As two different funeral processionals drove by that day, and as I stood staring at the Fire House where so much took place just a week before, it became so very real for me. I spent some time talking with a lovely Newtown couple that very night, and I admitted to them in an honest voice, “I really didn’t want to believe it.” I stood their teary-eyed for a moment in their town, in their grief, and they took the time to comfort me. It was extremely sobering. And I was extremely humbled. These people, I thought, are incredible.
I had never heard of this town just one week earlier. Now here I was in front of the fire house where so many hearts were broken. Yet what I took from that day wasn’t that lives were taken, though that was the unfortunate fact, but that people were coming together in so many ways and loving one another. Like the family from North Carolina who drove up so their daughter could bring them her stuffed teddy bear. Amazing.

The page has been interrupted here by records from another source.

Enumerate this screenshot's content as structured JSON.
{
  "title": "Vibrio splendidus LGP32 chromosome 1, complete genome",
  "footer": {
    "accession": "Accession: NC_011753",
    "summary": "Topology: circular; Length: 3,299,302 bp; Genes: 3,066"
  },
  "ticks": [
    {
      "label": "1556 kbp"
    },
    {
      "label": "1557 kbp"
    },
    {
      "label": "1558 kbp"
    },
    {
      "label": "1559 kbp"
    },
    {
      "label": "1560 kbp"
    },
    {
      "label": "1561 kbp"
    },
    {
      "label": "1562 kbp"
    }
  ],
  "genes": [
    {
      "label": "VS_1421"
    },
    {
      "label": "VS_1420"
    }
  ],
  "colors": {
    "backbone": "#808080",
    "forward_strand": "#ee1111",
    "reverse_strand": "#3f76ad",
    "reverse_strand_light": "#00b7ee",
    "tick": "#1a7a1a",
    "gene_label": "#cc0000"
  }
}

The quote from the musical, Les Miserables rings true for me in times like this. “To love another person is to see the face of God.” That was never so imminent than during my time in Newtown. There may have been evil done to that place, but there was nothing but love now.
From that day forward, my heart expanded all the way to Connecticut. I will never forget that wonderful place. No body wants to be remembered for what Newtown will be remembered for, but if for some strange reason anyone from Newtown happens to read this, I want you to know I will not rememeber you for what happened there. I will remember you for the love you showed to not only myself, but to each other. I will remember you for your strength and kindness. I will remember the beautiful, quaint, lovely town you created. I will remember you for what you will become from this.
My heart felt a lot of emotions that day that it had never felt before. But there was one thing I knew as we drove out of town late that Friday night …
Newtown, Connecticut is a beautiful place.